The exhibition project "Circle Attempts," linked to the doctoral thesis "The Soul and Its Affections: Mental Health from the Andalusian Medical and Philosophical Legacy" by Jimena Blanco Jalil (Doctoral Program in Languages, Texts, and Contexts, University of Granada), arose from the intention to explore the limits of traditional academic frameworks and to look toward possibilities for dissemination and transfer to more pluralistic, open, and symbolic formats. Eleven contemporary artists created pieces based on premises from the research, and all of them, without exception, are participants to a greater or lesser degree, in their own or others' bodies, in some reality associated with the notions of mental health and suffering. This exploration, both discursive and plastic, moves from the present to the past, while returning to forge epistemological, narrative, and emotional bridges on issues that, despite having been uttered centuries ago, and setting aside any anachronism, still resonate with us.
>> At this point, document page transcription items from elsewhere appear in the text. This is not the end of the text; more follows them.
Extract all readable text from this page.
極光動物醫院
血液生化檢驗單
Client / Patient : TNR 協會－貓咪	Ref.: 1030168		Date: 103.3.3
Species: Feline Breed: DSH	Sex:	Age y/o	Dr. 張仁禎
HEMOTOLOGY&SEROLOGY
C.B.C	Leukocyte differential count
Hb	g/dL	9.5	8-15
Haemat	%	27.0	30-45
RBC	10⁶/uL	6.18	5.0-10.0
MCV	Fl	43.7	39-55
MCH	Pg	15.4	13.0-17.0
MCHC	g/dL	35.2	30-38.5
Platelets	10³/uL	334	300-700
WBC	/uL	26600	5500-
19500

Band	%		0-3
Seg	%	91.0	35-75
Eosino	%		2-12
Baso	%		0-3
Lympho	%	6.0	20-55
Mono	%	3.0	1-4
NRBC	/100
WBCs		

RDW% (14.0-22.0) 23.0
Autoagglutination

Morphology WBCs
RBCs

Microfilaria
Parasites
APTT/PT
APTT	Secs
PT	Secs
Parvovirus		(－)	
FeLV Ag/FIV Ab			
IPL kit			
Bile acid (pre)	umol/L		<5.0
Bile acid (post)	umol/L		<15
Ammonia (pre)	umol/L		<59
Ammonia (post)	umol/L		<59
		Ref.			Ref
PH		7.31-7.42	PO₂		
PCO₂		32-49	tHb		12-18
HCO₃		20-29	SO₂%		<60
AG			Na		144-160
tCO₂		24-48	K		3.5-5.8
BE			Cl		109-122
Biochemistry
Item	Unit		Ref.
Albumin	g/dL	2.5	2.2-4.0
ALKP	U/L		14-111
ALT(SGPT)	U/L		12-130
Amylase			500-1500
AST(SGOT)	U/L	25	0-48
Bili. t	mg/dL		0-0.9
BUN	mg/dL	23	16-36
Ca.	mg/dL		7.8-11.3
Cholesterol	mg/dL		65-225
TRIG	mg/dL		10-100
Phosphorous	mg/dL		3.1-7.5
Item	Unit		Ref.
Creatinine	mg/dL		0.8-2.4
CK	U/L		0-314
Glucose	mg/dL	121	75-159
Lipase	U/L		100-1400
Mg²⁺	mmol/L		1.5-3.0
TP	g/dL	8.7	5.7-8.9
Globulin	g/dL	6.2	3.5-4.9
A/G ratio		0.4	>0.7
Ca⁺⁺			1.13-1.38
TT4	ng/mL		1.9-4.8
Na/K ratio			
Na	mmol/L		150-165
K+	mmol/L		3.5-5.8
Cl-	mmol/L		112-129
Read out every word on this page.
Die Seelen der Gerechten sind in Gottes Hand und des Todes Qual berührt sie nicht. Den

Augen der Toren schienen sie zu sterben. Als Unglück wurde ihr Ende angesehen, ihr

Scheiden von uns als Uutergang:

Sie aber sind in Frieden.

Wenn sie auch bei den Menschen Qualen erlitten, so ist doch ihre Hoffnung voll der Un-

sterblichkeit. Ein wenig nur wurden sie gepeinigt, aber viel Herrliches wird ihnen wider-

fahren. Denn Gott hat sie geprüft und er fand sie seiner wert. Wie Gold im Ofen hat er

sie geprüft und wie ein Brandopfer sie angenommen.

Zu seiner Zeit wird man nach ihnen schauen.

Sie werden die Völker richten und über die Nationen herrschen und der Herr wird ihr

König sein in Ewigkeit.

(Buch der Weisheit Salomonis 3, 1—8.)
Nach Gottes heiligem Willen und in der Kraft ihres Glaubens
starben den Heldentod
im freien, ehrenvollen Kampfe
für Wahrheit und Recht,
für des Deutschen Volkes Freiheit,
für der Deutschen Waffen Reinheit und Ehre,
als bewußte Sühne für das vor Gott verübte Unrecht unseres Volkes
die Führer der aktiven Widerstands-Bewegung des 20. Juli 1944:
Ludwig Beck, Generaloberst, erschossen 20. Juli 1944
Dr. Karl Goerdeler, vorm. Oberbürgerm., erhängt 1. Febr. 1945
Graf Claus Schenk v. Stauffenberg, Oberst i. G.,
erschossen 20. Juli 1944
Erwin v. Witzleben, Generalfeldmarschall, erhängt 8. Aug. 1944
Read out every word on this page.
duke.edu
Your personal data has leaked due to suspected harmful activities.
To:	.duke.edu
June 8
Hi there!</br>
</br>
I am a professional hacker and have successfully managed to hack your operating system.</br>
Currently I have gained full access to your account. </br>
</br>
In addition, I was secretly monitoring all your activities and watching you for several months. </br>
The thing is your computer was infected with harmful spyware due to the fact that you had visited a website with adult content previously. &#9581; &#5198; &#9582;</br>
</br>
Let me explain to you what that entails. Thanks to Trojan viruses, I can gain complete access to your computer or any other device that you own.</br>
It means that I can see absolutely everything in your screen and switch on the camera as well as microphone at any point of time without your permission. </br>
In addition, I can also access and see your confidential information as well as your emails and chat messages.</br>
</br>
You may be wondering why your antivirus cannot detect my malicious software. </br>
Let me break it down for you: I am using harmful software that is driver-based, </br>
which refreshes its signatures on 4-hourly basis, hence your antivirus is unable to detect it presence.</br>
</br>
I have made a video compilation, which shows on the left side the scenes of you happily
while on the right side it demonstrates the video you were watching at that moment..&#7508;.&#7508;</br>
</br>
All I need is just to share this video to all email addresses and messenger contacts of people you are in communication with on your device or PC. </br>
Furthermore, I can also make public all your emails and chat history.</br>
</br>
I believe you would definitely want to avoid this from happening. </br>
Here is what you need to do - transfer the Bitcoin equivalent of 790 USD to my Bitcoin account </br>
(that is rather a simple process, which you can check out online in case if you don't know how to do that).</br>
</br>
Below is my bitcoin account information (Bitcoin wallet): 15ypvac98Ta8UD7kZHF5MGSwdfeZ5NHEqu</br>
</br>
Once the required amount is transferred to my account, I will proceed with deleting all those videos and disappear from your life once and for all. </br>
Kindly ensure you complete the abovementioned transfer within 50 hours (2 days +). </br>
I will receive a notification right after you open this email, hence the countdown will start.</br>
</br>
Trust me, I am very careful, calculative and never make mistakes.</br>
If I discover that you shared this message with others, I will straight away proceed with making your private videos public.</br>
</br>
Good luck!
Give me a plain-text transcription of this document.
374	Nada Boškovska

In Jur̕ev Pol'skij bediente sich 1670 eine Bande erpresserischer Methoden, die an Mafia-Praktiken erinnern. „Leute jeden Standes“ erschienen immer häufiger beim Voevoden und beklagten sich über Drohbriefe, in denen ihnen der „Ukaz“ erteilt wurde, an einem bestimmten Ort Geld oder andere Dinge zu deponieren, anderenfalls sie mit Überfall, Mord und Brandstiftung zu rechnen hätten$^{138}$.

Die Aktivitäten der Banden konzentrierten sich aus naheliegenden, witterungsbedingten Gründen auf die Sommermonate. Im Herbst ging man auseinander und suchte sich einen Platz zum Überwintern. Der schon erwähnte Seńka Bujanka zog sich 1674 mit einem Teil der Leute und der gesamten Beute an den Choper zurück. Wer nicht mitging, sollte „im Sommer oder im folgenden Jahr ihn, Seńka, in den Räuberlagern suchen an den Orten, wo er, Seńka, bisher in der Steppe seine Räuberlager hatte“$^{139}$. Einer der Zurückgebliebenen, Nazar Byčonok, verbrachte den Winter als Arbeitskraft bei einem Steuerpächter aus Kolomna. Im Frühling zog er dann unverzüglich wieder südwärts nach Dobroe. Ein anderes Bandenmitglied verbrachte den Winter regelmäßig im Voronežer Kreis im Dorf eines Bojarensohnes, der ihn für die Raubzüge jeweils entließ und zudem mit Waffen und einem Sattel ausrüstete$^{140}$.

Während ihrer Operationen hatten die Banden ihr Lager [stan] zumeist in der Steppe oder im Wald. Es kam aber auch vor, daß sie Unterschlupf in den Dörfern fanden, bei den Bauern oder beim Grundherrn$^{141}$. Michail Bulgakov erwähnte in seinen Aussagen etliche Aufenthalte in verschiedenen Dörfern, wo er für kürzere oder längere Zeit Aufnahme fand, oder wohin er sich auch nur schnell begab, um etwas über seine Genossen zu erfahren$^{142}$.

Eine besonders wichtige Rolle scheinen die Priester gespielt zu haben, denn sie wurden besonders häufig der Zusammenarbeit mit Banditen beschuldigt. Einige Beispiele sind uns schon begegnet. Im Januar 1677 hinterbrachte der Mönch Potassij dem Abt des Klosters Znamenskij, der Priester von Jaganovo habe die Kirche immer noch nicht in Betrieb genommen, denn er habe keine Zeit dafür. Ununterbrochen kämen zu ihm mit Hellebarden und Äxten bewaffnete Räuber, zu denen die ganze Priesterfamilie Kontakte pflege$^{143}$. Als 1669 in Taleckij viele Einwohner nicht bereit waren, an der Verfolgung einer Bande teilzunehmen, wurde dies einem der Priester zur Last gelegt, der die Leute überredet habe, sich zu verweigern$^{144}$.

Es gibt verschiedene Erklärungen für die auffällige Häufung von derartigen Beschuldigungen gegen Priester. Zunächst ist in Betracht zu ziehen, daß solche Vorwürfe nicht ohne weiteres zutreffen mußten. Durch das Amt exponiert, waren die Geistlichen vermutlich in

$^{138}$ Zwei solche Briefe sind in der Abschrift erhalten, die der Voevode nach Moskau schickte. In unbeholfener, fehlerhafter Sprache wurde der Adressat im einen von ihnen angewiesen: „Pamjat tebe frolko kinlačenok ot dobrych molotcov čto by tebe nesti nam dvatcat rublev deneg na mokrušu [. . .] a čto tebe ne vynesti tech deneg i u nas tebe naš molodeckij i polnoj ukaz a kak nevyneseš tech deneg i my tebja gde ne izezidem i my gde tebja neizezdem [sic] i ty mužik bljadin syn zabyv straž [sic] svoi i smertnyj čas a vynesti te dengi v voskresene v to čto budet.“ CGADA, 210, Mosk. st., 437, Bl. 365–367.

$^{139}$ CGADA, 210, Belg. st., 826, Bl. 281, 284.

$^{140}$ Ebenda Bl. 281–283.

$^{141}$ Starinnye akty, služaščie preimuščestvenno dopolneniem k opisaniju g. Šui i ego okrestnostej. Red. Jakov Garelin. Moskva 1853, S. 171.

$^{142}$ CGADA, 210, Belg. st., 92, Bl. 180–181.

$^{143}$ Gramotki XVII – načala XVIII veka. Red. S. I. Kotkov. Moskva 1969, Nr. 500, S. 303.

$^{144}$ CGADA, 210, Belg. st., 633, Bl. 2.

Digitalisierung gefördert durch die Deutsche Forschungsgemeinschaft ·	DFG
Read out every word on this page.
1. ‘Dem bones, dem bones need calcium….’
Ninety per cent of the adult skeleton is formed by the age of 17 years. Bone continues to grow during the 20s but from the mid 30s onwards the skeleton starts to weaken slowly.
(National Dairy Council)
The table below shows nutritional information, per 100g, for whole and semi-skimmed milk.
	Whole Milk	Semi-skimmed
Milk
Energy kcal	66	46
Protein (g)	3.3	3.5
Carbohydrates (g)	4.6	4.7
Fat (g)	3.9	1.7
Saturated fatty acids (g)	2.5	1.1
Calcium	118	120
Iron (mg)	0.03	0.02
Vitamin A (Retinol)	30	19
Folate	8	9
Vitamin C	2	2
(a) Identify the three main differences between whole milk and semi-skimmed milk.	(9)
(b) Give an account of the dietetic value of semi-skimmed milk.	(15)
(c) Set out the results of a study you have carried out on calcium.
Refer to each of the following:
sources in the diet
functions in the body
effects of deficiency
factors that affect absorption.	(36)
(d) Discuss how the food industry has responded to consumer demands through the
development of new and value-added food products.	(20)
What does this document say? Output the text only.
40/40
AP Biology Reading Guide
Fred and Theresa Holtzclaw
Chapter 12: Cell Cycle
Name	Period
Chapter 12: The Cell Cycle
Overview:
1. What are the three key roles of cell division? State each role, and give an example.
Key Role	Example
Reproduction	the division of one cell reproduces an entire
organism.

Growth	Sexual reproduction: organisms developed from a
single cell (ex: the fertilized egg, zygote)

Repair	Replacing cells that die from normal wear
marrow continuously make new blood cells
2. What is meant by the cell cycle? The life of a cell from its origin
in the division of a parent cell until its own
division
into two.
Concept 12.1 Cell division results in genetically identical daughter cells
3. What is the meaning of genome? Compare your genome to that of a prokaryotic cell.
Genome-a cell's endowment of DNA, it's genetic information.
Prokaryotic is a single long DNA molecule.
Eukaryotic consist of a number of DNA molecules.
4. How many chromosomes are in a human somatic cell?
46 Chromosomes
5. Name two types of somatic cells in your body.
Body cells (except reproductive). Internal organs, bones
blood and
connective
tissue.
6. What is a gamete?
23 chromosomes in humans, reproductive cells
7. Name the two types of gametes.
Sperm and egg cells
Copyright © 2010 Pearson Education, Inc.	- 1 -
From the resulting artistic production, and incorporating the symbolism of the number four in pre-modern Arabic epistemology, four non-linear moments have been formulated that serve the curatorial process to (de)construct the exhibition spaces: speculations as moments of doubt, symptoms as moments of suffering, sutures as moments to seek healing, and affects as moments of accompaniment, each alluding to the possible circumstances that coexist, or coexisted, in situations of psychological and, perhaps, psychosomatic distress. Rejecting the fictitious illusion of linearity and finitude in narratives that aim for the therapeutic, the exhibition raises the question of the imprecise circularity, inescapable and ever-changing, of mental health. Within this unpredictability, the pieces are arranged across three exhibition spaces in the city of Granada (Casa de Zafra, La Empírica, and Espacio Lavadero), inviting visitors to create a journey, perhaps almost circular, to present space as a shared narrative, a changing, hypertextual matrix, whose ultimate aim is to pose questions to all who inhabit it.
Human nature as an imperfect attempt at closure, like a circle drawn freehand. In the researcher's words, we are attempts at a circle.